Here's what Trump has proposed:
- No more federal income taxes for millions of workers: Individuals who are single and earn less than $25,000 per year will not owe any federal income taxes, along with married couples who jointly earn less than $50,000 per year. Trump estimates that this will help 75 million households. But there is one catch: These workers will still need to send a one-page form to the IRS stating: "I win."
- Savings of nearly $1,000 for most other taxpayers: Those making more than $25,000 per year or $50,000 jointly would still get a tax break, which Trump estimates will total nearly $1,000 a year in savings for more than 31 million households.
- Four tax brackets instead of seven: Right now there are seven federal income tax brackets. Trump wants to get it down to four. The first would be a zero-percent rate for the households described above.
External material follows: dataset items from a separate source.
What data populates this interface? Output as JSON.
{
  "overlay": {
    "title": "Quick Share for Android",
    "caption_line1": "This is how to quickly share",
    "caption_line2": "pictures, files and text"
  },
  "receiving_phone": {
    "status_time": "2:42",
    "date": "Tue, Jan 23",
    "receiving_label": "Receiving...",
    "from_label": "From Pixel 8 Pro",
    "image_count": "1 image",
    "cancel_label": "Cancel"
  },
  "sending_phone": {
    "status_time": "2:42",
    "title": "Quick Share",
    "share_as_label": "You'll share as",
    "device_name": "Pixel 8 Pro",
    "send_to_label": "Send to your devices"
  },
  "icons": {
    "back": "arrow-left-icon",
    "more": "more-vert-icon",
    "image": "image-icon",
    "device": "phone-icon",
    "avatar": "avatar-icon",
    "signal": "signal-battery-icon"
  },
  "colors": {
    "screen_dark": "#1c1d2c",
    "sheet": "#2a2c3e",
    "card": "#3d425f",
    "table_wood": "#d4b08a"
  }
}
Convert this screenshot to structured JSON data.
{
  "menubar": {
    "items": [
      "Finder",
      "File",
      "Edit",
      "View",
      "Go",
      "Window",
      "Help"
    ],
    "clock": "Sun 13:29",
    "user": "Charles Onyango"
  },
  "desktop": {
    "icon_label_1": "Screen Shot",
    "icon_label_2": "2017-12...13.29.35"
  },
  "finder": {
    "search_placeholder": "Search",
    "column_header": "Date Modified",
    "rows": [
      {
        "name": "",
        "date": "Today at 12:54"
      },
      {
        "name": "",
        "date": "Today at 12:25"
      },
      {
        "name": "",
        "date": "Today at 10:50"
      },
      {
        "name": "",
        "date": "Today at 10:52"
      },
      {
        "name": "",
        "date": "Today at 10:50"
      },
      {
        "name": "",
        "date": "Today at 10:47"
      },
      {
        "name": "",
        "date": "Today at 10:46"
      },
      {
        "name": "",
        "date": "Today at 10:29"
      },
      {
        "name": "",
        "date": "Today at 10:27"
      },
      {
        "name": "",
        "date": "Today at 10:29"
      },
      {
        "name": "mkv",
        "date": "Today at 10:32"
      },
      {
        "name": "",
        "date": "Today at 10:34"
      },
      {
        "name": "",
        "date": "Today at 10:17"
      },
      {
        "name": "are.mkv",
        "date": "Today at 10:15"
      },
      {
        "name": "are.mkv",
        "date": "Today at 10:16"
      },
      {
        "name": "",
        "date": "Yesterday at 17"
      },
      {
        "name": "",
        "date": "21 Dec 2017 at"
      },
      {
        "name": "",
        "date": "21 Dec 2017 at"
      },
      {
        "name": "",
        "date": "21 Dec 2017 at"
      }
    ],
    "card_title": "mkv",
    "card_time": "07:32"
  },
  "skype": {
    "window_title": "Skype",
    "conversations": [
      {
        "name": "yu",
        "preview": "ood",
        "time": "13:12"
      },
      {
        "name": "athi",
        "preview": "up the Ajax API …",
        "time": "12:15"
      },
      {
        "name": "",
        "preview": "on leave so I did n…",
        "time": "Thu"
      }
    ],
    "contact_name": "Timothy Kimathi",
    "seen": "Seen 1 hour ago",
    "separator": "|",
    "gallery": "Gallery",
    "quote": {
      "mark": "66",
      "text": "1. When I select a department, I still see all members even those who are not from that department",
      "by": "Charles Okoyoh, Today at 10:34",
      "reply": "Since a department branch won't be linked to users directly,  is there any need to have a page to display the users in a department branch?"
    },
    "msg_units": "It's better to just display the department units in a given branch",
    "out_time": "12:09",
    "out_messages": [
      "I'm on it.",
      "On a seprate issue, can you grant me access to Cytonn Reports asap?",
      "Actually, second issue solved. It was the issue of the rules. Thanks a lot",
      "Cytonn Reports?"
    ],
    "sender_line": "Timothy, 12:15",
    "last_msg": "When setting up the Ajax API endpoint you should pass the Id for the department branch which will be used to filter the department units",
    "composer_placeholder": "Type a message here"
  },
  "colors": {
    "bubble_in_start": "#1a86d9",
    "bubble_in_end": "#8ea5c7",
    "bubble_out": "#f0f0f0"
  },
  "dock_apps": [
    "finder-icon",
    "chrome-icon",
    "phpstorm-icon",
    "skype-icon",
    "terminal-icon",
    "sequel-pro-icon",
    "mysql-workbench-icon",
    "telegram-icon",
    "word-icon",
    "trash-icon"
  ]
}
Individuals making $25,001 to $50,000 (or couples making $50,001 to $100,000) would pay 10 percent in federal income taxes and keep most of their current exemptions and deductions. Those making $50,001 to $150,000 (or couples making $100,001 to $300,000) would pay 20 percent and keep more than half of their current deductions. The highest tax bracket would be 25 percent and apply to those making more than $150,001 per year, along with couples making more than $300,001. Those in the highest tax bracket would see most of their deductions disappear.
- Cut the corporate tax rate to 15 percent: Trump would lower the corporate tax rate for all companies -- from mom-and-pop shops up to massive Fortune 500 corporations -- to 15 percent, which he said will stimulate the economy and make all of these proposed tax cuts feasible.
- Eliminate various penalties and deductions: Trump wants to get rid of the "marriage penalty," "death tax" and alternative minimum tax, which he says unfairly hurt middle-class taxpayers. He also wants to reduce or eliminate "most deductions and loopholes available to the very rich," along with "corporate loopholes that cater to special interests." He would keep deductions for mortgage interest and charitable giving.
- Allow corporations to bring cash back to the U.S.: Trump estimates that U.S. corporations are keeping as much as $2.5 trillion overseas. He wants them to bring that money back into the country and would offer a one-time incentive of a deeply discounted tax rate of 10 percent. After that, Trump would no longer allow corporations to defer taxes on income earned overseas, although he would keep the foreign tax credit.